I have clips from the speech below. Only a few more will follow. This was a speech that answered the racist and outrageous remarks with the worst kind of high school moral relativism I have heard to date. Much the way children argue, "Well the other kids did it", so Barack tried to explain away the Reverend Wright and the place the Rev and his church play in his life. It left me cold and spoke volumes about who this man is.
Tonight we will hear much about the courage it took to stand by his friend Wright. I, on the other hand think it would have taken far greater courage to walk away from the kind of hate mongering that hardly unites and instead divides. Were he my minister, or even my friend, I would have stood by him, no question, but I would not have remained in his church until the tenor had changed. Instead Barack chose to play to African Americans who believe this kind of talk ... while asking white America to understand by ... invoking race.

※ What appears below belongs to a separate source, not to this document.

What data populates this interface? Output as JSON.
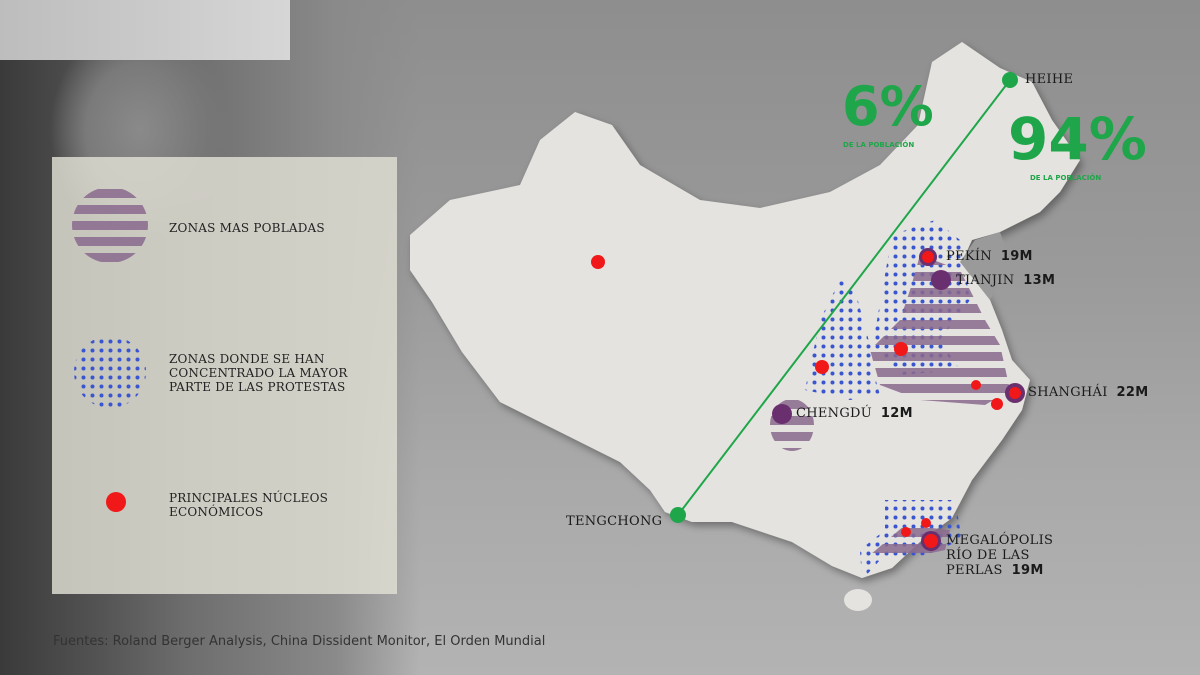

Sure what the Reverend said was bad ... but my Grandma was bad too. Sure the Trinity Church is angry ... but you white folk are angry too.
Rather than condemn and distance, he is asking us to understand at best, excuse at worst, not just deplorable language but an entire belief system that seems hate centered, because of the Reverend's unique black experience.
The danger here is that this kind of moral relativism will be used in the future to excuse racism by all. All we need to is invoke our backgroud, or our personal experiences, or better yet, the experiences of generations we never knew. This was a chance for Barack Obama to make a stand for a new America: One that will not excuse this kind of hate mongering from anyone. Instead, it was a return to the same old same old.